Bilenlere danıştı, dağlar olsa aşacak;
"Acaba bu güzel kuş ne zaman konuşacak ?"
Karşısına geçerek şaklabanlık ederdi,
Yeter ki kuş konuşsun, her ne yapsa değerdi.
Öyle kederliydi ki, hayatından bezmişti
En sonunda usanmış, ümidini kesmişti.
Bir gün kapı önünden geçti bir garip adam
Kafasını kazıtmış usturayla tastamam.
Bir tek kılın izi yok, parlıyor sanki ayna,
Ya kalaylı bir kâse, ya gümüşten bir kurna.
Bunu görünce sanki verir gibi hediye,
Dili tutulmuş kuşun sesi geldi geriye
"Hey hemşerim !" dedi kuş, "niye böyle kelleştin;
Kim vurdu kafana da saçlarından vazgeçtin;
Sende mi çok korktun da yollarını şaşırdın;
Yoksa sen de bir yerde yağ şişesi mi kırdın ?"
Dinleyen duyan herkes çok güldü bu sözlere,
Bir de derler papağan hep konuşur ezbere.
Ama gelin olaya kuş gözüyle değil de,
Düşünerek bakalım, ne anlatır bizlere.
Kendini başkasıyla kıyaslamamalı kimse,
Yanlıştır her olayı anlamak aynı gözle.
Büyük işler başaran insanlara bakıp da,
"Ben de yapardım" deme, görünsün hele yap da !
Bu yüzden yollarını şaşıranlar pek çoktur.
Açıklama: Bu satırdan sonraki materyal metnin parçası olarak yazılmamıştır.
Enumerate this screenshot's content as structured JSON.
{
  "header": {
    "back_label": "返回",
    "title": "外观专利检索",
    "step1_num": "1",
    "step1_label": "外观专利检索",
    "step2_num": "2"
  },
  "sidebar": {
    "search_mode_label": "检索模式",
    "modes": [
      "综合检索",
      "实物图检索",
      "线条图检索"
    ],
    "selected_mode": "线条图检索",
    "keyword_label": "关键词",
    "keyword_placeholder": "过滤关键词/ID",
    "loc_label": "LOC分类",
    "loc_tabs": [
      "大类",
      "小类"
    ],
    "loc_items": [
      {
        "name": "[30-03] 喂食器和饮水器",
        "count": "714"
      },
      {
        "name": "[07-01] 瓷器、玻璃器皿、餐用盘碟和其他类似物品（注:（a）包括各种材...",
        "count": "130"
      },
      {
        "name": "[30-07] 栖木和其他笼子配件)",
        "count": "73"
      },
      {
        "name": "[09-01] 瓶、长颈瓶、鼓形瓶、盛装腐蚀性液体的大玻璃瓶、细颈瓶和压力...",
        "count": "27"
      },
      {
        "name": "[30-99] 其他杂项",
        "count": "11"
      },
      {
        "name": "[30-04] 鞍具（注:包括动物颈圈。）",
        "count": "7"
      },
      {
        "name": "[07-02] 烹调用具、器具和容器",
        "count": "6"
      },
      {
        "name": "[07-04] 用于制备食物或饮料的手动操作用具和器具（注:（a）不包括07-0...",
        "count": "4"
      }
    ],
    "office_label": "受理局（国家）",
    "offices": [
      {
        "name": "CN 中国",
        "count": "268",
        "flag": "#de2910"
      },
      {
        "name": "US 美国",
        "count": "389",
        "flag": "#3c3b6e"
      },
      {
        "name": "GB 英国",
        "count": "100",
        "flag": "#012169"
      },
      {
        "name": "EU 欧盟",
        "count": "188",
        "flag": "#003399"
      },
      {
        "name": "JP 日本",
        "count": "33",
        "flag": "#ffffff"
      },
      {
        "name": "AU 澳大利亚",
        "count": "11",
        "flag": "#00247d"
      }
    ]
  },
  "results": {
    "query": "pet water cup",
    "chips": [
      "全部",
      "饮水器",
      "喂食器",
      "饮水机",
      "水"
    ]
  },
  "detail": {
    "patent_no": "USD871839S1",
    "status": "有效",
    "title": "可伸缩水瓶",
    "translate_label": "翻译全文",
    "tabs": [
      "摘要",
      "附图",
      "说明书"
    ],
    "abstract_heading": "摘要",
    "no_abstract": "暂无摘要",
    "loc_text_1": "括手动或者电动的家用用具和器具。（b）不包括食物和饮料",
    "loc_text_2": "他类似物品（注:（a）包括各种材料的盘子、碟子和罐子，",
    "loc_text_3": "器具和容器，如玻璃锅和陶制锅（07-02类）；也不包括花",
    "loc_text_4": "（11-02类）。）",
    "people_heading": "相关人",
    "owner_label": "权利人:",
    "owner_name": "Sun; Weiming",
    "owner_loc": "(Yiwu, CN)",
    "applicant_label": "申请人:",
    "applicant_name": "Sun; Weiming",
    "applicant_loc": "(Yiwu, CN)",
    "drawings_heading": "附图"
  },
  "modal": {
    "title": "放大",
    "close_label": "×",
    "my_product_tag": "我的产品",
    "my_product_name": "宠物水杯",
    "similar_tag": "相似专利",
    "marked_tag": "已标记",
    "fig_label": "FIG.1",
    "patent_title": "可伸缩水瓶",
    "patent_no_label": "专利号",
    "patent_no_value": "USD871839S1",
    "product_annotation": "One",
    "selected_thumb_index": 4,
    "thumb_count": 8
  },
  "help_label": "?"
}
Büyüklerin sırrına küçüklere yol yoktur.
Bir çoğu dışa bakıp "biz de insanız" dedi;
"Onlar da bizim gibi uyudu, yemek yedi"
Bilmezler ki gerçekte, arada sonsuz fark var,
Farkı farketmek bile gören gözlere bakar.
İki cins arı gelir, aynı pınardan içer,
Birisi bal üretir, biri sokar, zehirler.
İki ayrı cins ceylan ot yiyen ve su içen;
Birinden gübre olur, misk çıkar öbüründen.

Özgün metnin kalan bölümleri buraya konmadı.